An international team of scientists says the Arctic is warming much more rapidly than previously known because of the burning of fossil fuels around the world. Their four-year study says Arctic warming is occurring at nearly twice the rate of the rest of the world, with major impacts that are spreading far beyond the region, such as rising sea levels. VOA's David McAlary reports from Washington.

The 300 scientists who contributed to the report say concentrations of heat-trapping gases in the atmosphere, such as carbon dioxide, have caused a three to four degree Celsius rise in Arctic temperatures over the last 50 years. The report says the trend is expected to continue over the next century with an additional average temperature increase of three to five degrees over land and up to seven degrees over the Arctic Ocean.

The author, Susan Hassol [HASS-sul], says the amount of Arctic Sea ice during the summer is expected to decline by at least half by the end of this century.

"Temperatures have gone up, the sea ice has retreated, the glacial mass is retreating, and the snow cover season is shortening. All of those are very strong evidence of warming from all around the Arctic. What you can see is even greater increases projected for the future than what we've seen in the past."

The scientific assessment was commissioned by the Arctic Council, a ministerial level organization composed of the United States and seven other nations with Arctic regions and six indigenous peoples' groups. The council will consider the findings at a meeting this week in Reykjavik, Iceland.

The report incorporates results from five major global climate models used by the United Nations Intergovernmental Panel on Climate Change.

The chairman of the panel who wrote the report, Robert Correll of the American Meteorological Society, says that if the Arctic ice cover declines as expected, polar bears and some seal species may become extinct and Arctic peoples will suffer severe economic consequences.

"Climate change is really happening in the Arctic and it is having deleterious effects on many systems.
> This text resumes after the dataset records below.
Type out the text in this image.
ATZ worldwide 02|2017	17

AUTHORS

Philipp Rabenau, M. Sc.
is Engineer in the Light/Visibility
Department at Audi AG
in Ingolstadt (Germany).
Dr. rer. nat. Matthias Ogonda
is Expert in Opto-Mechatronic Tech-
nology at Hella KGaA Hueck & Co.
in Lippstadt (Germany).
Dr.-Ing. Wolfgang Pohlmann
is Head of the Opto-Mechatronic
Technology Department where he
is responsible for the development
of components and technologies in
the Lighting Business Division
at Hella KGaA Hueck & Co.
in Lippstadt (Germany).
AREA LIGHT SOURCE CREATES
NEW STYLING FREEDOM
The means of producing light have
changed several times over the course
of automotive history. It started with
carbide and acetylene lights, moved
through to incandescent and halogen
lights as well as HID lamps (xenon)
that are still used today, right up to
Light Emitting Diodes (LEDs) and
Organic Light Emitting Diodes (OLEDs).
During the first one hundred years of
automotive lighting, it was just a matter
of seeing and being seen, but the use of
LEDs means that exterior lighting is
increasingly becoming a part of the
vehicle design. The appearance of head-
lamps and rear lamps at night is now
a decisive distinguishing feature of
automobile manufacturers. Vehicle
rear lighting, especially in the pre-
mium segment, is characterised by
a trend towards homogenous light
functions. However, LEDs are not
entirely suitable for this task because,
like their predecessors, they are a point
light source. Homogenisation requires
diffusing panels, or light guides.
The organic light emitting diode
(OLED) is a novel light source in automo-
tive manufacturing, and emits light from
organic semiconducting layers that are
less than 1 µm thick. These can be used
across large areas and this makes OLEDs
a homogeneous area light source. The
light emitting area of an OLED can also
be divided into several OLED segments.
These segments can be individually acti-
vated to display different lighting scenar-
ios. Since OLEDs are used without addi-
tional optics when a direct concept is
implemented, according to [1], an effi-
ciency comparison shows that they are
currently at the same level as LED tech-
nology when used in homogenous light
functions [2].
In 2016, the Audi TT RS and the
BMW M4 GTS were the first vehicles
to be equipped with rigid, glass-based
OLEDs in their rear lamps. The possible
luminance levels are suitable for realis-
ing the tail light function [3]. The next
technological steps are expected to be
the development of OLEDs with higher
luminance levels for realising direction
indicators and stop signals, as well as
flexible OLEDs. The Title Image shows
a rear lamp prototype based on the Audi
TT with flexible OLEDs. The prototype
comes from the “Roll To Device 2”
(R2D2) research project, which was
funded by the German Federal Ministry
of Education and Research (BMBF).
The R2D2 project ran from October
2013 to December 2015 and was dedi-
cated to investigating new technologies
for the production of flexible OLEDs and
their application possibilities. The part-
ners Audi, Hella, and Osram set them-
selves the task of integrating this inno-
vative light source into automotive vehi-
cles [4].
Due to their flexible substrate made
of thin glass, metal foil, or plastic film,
The preponderance of evidence is suggesting that it is creating some very difficult times for the people who live there, for the animals and plants that are residing there."

The impact will soon be felt beyond the Arctic, according to Michael McCracken of the U.S.-based non-profit organization the Climate Institute. He says the most pronounced global effect will be rising sea levels, which will inundate coastlines and other low areas.

"There's a lot of ice on Greenland. Once we start this melting going, it has the potential for raising sea level very significantly. We're not talking about sea level rise just in the Arctic. We're talking about sea level rise around the globe, so everybody is going to experience it, particularly regions that have low lying areas."

Two senators from the opposing U.S. political parties -- Republican John McCain and Democrat Joseph Lieberman -- say the report shows that global warming is making it more difficult for human society and wildlife to adapt. They again plan to propose a law requiring cuts in U.S. greenhouse gas emissions. Those are the gases that scientists say trap heat in the atmosphere and cause global warming. The senators' effort last year failed by seven votes in the 100 seat Senate.

President Bush rejects that approach and decided against allowing the United States to sign an international treaty that imposes such limits, the Kyoto Protocol. He argues that the accord would hurt American economic growth because he says it requires more of the United States than of other countries. Instead, he seeks voluntary cuts in greenhouse gas emissions and calls for an increase in government spending on climate change research.